Если не случится чудо.
Охранник вылетает через бронированную дверь, смотрит на девушку за конторкой,
спрашивает:
- Ну? И что здесь за ситуация?
И на мониторе, в зернистом чёрно-белом, она показывает на меня, сложившегося
пополам от боли в кишках, на меня, держащего в руках свой раздутый живот, и
объявляет:
- Он.
Говорит:
- Этому человеку нужно запретить доступ на территорию - начиная с текущего
момента.
Глава 42
Как показали в новостях прошлым вечером - я стою ору, размахивая руками перед
камерой, Дэнни стоит чуток позади, пристраивая камень в кладку, а Бэт ещё чуть
сзади него, разбивает камень в пыль, пытаясь вырубить статую.
По ящику я получился желтушно-жёлтым, сгорбленным от вздутия и веса моих кишок,
расползающихся внутри на части. Согнувшись, поднимаю рожу, чтобы смотреть в
камеру; моя шея гнётся дугой от головы к воротничку. Шея у меня толщиной в руку,
кадык торчит наружу, толстый как локоть. Это было вчера, сразу после работы,
поэтому на мне по-прежнему блузкообразная полотняная рубаха из Колонии Дансборо
и бриджи. Плюс башмаки с пряжками и галстук - тоже хорошего маловато.
- Братан, - замечает Дэнни, сидя рядом с Бэт в её квартире, когда мы смотрим
себя по ящику. - Видон у тебя не особо.
Видон у меня, как у коренастого Тарзана из моего четвёртого шага, согнувшегося у
обезьяны с жареными каштанами. Жирный спаситель с потрясной улыбкой. Герой,
которому уже нечего скрывать.
По ящику я пытался сделать одно - объяснить всем, что недовольства не было.
Пытался убедить людей, что сам же и заварил всю кашу, позвонив в город и
рассказав, что живу недалеко, и какой-то псих строит тут без разрешения
непонятно что. И стройплощадка несла угрозу детям из окрестностей. И работавший
парень не казался особо кайфовым. И это точно была сатанинская церковь.
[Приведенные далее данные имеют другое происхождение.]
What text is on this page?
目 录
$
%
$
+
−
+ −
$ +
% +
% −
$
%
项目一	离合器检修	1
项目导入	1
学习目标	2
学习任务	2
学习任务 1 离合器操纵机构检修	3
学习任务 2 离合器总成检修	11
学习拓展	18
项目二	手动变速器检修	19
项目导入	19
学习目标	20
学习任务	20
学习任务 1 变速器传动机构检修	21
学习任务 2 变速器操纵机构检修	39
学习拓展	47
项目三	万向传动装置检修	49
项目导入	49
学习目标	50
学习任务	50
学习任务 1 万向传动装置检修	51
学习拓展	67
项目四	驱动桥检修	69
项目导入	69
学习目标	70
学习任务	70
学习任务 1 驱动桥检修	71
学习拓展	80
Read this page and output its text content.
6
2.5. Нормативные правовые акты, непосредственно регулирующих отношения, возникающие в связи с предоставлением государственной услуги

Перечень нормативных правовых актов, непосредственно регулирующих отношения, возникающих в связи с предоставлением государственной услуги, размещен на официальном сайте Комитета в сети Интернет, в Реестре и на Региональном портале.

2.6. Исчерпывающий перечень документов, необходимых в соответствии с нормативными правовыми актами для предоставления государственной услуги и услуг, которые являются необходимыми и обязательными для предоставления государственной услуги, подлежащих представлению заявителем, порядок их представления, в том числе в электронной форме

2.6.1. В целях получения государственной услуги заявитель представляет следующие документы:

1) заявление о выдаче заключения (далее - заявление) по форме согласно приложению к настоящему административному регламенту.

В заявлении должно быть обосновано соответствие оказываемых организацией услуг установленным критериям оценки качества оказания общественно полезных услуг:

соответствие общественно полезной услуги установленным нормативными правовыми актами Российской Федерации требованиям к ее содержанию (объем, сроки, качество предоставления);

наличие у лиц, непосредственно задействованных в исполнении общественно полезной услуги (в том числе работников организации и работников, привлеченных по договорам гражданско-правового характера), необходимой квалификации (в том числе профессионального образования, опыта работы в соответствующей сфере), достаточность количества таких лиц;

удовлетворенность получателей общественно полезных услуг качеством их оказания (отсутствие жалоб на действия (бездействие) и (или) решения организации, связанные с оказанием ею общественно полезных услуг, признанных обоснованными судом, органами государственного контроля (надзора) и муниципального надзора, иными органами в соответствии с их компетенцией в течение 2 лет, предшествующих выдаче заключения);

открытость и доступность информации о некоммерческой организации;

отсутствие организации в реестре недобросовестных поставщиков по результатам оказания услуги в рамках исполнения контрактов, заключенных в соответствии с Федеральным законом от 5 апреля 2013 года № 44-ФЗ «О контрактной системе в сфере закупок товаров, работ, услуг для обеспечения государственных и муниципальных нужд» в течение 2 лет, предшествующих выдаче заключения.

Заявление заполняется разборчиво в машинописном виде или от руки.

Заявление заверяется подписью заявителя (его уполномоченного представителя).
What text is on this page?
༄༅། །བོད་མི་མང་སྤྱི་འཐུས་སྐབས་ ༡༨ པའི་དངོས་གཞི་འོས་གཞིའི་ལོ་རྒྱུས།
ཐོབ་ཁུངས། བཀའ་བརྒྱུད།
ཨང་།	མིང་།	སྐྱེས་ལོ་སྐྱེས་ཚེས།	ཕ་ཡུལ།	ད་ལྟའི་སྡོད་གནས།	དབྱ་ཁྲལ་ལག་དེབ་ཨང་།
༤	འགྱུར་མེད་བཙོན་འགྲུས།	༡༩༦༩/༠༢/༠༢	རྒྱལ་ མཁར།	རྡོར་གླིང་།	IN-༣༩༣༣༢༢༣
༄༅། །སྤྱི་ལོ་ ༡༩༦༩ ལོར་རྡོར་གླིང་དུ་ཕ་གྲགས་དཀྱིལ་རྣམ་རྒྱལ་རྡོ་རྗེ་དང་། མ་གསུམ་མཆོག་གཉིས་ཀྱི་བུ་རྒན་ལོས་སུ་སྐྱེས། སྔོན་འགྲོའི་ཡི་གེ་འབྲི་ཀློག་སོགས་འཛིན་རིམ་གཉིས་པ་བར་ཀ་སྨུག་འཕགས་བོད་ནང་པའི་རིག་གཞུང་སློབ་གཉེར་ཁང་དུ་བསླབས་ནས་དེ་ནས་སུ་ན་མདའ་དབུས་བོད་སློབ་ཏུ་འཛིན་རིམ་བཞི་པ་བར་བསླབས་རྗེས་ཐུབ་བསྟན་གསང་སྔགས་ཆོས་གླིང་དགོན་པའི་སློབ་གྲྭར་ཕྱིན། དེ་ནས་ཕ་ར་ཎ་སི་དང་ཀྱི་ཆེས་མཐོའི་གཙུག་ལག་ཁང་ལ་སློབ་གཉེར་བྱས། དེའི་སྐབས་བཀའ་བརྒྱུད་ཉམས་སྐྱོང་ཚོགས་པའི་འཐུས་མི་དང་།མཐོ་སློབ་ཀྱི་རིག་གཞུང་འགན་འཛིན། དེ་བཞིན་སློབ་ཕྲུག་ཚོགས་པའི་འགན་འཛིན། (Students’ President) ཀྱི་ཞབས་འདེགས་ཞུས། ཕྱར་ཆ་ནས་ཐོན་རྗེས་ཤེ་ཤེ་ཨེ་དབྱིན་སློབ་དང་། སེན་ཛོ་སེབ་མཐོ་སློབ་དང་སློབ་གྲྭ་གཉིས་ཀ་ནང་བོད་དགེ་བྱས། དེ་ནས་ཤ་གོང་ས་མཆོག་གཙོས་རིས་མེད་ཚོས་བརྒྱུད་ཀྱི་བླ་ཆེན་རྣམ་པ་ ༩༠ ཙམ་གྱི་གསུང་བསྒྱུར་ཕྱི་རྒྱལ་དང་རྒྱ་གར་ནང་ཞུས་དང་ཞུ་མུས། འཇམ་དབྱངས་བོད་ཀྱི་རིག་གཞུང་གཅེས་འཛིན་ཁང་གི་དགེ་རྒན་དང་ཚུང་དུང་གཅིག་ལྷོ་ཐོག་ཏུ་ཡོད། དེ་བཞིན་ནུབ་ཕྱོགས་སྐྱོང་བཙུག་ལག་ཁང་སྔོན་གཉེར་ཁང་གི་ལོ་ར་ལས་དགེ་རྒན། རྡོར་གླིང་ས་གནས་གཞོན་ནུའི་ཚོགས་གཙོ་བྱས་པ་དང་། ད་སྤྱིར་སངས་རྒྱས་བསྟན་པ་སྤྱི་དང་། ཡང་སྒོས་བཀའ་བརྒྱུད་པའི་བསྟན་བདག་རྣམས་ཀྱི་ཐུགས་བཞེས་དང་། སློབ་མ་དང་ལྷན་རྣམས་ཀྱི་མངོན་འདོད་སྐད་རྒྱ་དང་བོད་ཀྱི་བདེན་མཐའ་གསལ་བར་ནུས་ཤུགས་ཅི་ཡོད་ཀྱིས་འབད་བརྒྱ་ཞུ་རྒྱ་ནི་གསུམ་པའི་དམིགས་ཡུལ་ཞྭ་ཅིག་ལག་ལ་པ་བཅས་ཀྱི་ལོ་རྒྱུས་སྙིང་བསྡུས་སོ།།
Потом позвонил им на телестанцию и рассказал всё то же самое.
И вот так всё началось.
Про то, что сделал я всё это только чтобы заставить Дэнни во мне нуждаться, ну,
этот момент я не разъясняю. Не по телевизору же.
На самом деле все мои объяснения остались на полу монтажного кабинета, потому
что по ящику я просто этот вон потный раздутый маньяк, пытающийся заслонить
рукой объектив, орущий на репортёра, чтобы тот проваливал, и хлопающий рукой по
микрофону со звуком "бум", пробивающимся сквозь съёмку.
- Братан, - говорит Дэнни.
Бэт записала на плёнку мой маленький окаменелый миг, и теперь мы смотрим его
снова и снова.
Дэнни продолжает:
- Братан, ты смотришься как одержимый дьяволом, или что-то вроде.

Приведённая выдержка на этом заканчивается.